Quelle place pour la justice

la justice

Il est de bon ton, confronté à une problématique sécuritaire, de pointer du doigt le supposé laxisme de la magistrature. Dès lors de rappeler, si besoin est, que plus de 30% des magistrats sont affiliés au syndicat de la magistrature, sous-entendu un repaire de gauchistes. Ces derniers feraient leur métier non pas pour, aveuglément, balancer les droits entre deux parties mais pour rétablir ce qu’ils pensent être un équilibre social de classe entre les nantis et ceux qui ne le sont pas.

Il est de bon ton, confronté à un litige sensible, de commenter de plausibles décisions en supputant leur parti pris politique, les risques qu’elles pourraient faire courir à la démocratie, leur mansuétude incomprise ou leur sévérité qui ne le serait pas moins, dans les deux cas on y voyant l’influence du prévenu visé, à préserver par intérêt ou à sanctionner par principe.

Il est de bon ton, dès qu’une personnalité est mise en cause, de proclamer son amour et son respect pour la justice et ceux qui en sont les ordonnateurs, mais dans le même temps de mettre en cause leur impartialité pour se donner les moyens de revêtir les habits du martyr ou du saint selon la couleur prise par la décision.

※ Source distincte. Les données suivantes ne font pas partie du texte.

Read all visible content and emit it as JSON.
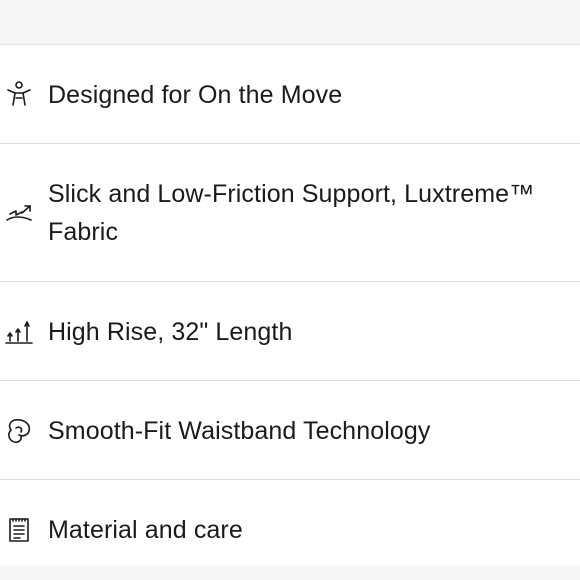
{
  "features": {
    "items": [
      {
        "icon": "person-movement-icon",
        "label": "Designed for On the Move"
      },
      {
        "icon": "low-friction-fabric-icon",
        "label": "Slick and Low-Friction Support, Luxtreme™ Fabric"
      },
      {
        "icon": "high-rise-length-icon",
        "label": "High Rise, 32\" Length"
      },
      {
        "icon": "waistband-icon",
        "label": "Smooth-Fit Waistband Technology"
      },
      {
        "icon": "material-care-icon",
        "label": "Material and care"
      }
    ]
  }
}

Il est de bon ton, en somme, de faire des magistrats les boucs émissaires commodes de situations dont nous sommes responsables et dont on ne s’attendait pas à être vu et pris.

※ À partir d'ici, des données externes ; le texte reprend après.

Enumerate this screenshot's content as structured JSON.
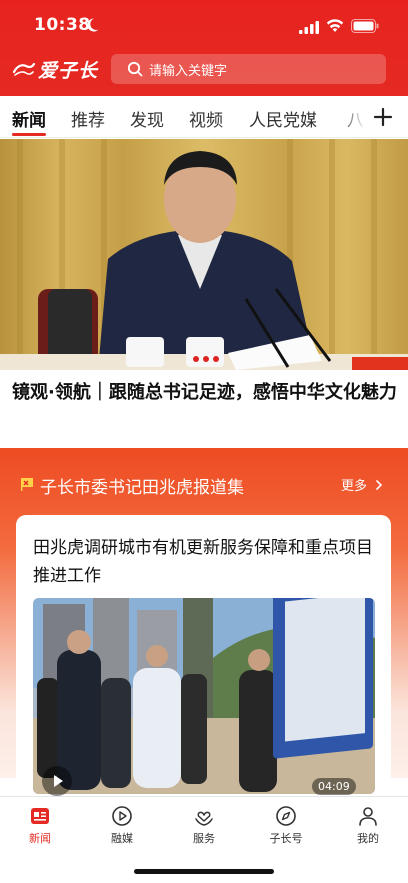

La sécurité publique telle que nous la connaissons en France repose sur une justice qui ne soit pas aux ordres d’un pouvoir politique ni gangrenée par des partis pris idéologiques. L’un ou l’autre de ces extrêmes n’ont pas leur place dans l’exercice de la fonction ô combien difficile de magistrats. Les juges politisés enfants de mai 68 ont vieilli et se sont assagis. Ceux qui sont aujourd’hui assez idiots pour afficher un « mur des cons » ou transformer en tribune politique un prétoire de tribunal n’honorent pas leur profession à laquelle ils causent plus de tort que de bien. Pour ceux qui fréquentent de temps à autre les audiences on ne peut être qu’admiratif devant la connaissance des dossiers dont les magistrats font preuve et, pour les audiences de flagrants délits, par leur souci, non pas d’être expéditifs mais simplement rapides dans le temps consacré à l’analyse de faits et au prononcé d’une sanction.

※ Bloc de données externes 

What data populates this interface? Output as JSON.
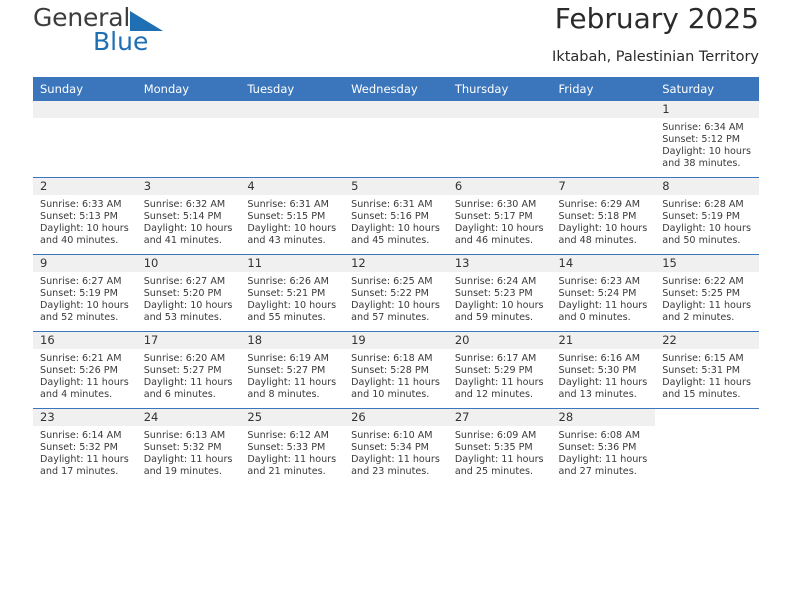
{
  "brand": {
    "name_primary": "General",
    "name_secondary": "Blue",
    "triangle_color": "#1f6fb5"
  },
  "header": {
    "title": "February 2025",
    "subtitle": "Iktabah, Palestinian Territory"
  },
  "theme": {
    "header_blue": "#3b76bc",
    "daynum_gray": "#f0f0f0",
    "text": "#333333"
  },
  "calendar": {
    "weekday_headers": [
      "Sunday",
      "Monday",
      "Tuesday",
      "Wednesday",
      "Thursday",
      "Friday",
      "Saturday"
    ],
    "weeks": [
      [
        {
          "day": "",
          "lines": []
        },
        {
          "day": "",
          "lines": []
        },
        {
          "day": "",
          "lines": []
        },
        {
          "day": "",
          "lines": []
        },
        {
          "day": "",
          "lines": []
        },
        {
          "day": "",
          "lines": []
        },
        {
          "day": "1",
          "lines": [
            "Sunrise: 6:34 AM",
            "Sunset: 5:12 PM",
            "Daylight: 10 hours and 38 minutes."
          ]
        }
      ],
      [
        {
          "day": "2",
          "lines": [
            "Sunrise: 6:33 AM",
            "Sunset: 5:13 PM",
            "Daylight: 10 hours and 40 minutes."
          ]
        },
        {
          "day": "3",
          "lines": [
            "Sunrise: 6:32 AM",
            "Sunset: 5:14 PM",
            "Daylight: 10 hours and 41 minutes."
          ]
        },
        {
          "day": "4",
          "lines": [
            "Sunrise: 6:31 AM",
            "Sunset: 5:15 PM",
            "Daylight: 10 hours and 43 minutes."
          ]
        },
        {
          "day": "5",
          "lines": [
            "Sunrise: 6:31 AM",
            "Sunset: 5:16 PM",
            "Daylight: 10 hours and 45 minutes."
          ]
        },
        {
          "day": "6",
          "lines": [
            "Sunrise: 6:30 AM",
            "Sunset: 5:17 PM",
            "Daylight: 10 hours and 46 minutes."
          ]
        },
        {
          "day": "7",
          "lines": [
            "Sunrise: 6:29 AM",
            "Sunset: 5:18 PM",
            "Daylight: 10 hours and 48 minutes."
          ]
        },
        {
          "day": "8",
          "lines": [
            "Sunrise: 6:28 AM",
            "Sunset: 5:19 PM",
            "Daylight: 10 hours and 50 minutes."
          ]
        }
      ],
      [
        {
          "day": "9",
          "lines": [
            "Sunrise: 6:27 AM",
            "Sunset: 5:19 PM",
            "Daylight: 10 hours and 52 minutes."
          ]
        },
        {
          "day": "10",
          "lines": [
            "Sunrise: 6:27 AM",
            "Sunset: 5:20 PM",
            "Daylight: 10 hours and 53 minutes."
          ]
        },
        {
          "day": "11",
          "lines": [
            "Sunrise: 6:26 AM",
            "Sunset: 5:21 PM",
            "Daylight: 10 hours and 55 minutes."
          ]
        },
        {
          "day": "12",
          "lines": [
            "Sunrise: 6:25 AM",
            "Sunset: 5:22 PM",
            "Daylight: 10 hours and 57 minutes."
          ]
        },
        {
          "day": "13",
          "lines": [
            "Sunrise: 6:24 AM",
            "Sunset: 5:23 PM",
            "Daylight: 10 hours and 59 minutes."
          ]
        },
        {
          "day": "14",
          "lines": [
            "Sunrise: 6:23 AM",
            "Sunset: 5:24 PM",
            "Daylight: 11 hours and 0 minutes."
          ]
        },
        {
          "day": "15",
          "lines": [
            "Sunrise: 6:22 AM",
            "Sunset: 5:25 PM",
            "Daylight: 11 hours and 2 minutes."
          ]
        }
      ],
      [
        {
          "day": "16",
          "lines": [
            "Sunrise: 6:21 AM",
            "Sunset: 5:26 PM",
            "Daylight: 11 hours and 4 minutes."
          ]
        },
        {
          "day": "17",
          "lines": [
            "Sunrise: 6:20 AM",
            "Sunset: 5:27 PM",
            "Daylight: 11 hours and 6 minutes."
          ]
        },
        {
          "day": "18",
          "lines": [
            "Sunrise: 6:19 AM",
            "Sunset: 5:27 PM",
            "Daylight: 11 hours and 8 minutes."
          ]
        },
        {
          "day": "19",
          "lines": [
            "Sunrise: 6:18 AM",
            "Sunset: 5:28 PM",
            "Daylight: 11 hours and 10 minutes."
          ]
        },
        {
          "day": "20",
          "lines": [
            "Sunrise: 6:17 AM",
            "Sunset: 5:29 PM",
            "Daylight: 11 hours and 12 minutes."
          ]
        },
        {
          "day": "21",
          "lines": [
            "Sunrise: 6:16 AM",
            "Sunset: 5:30 PM",
            "Daylight: 11 hours and 13 minutes."
          ]
        },
        {
          "day": "22",
          "lines": [
            "Sunrise: 6:15 AM",
            "Sunset: 5:31 PM",
            "Daylight: 11 hours and 15 minutes."
          ]
        }
      ],
      [
        {
          "day": "23",
          "lines": [
            "Sunrise: 6:14 AM",
            "Sunset: 5:32 PM",
            "Daylight: 11 hours and 17 minutes."
          ]
        },
        {
          "day": "24",
          "lines": [
            "Sunrise: 6:13 AM",
            "Sunset: 5:32 PM",
            "Daylight: 11 hours and 19 minutes."
          ]
        },
        {
          "day": "25",
          "lines": [
            "Sunrise: 6:12 AM",
            "Sunset: 5:33 PM",
            "Daylight: 11 hours and 21 minutes."
          ]
        },
        {
          "day": "26",
          "lines": [
            "Sunrise: 6:10 AM",
            "Sunset: 5:34 PM",
            "Daylight: 11 hours and 23 minutes."
          ]
        },
        {
          "day": "27",
          "lines": [
            "Sunrise: 6:09 AM",
            "Sunset: 5:35 PM",
            "Daylight: 11 hours and 25 minutes."
          ]
        },
        {
          "day": "28",
          "lines": [
            "Sunrise: 6:08 AM",
            "Sunset: 5:36 PM",
            "Daylight: 11 hours and 27 minutes."
          ]
        },
        {
          "day": "",
          "lines": []
        }
      ]
    ]
  }
}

Il est de bon ton, de rappeler que la sécurité publique a besoin que la force régalienne soit contenue par la balance de la justice. Si cette dernière est absente on peut avoir peur pour la démocratie et l’exercice des libertés qui accompagne celle-ci.

Il est de bon ton, de souligner que les magistrats ne font qu’appliquer le droit qui a été écrit, voulu et voté par des parlementaires au risque que ces derniers s’en mordent les doigts.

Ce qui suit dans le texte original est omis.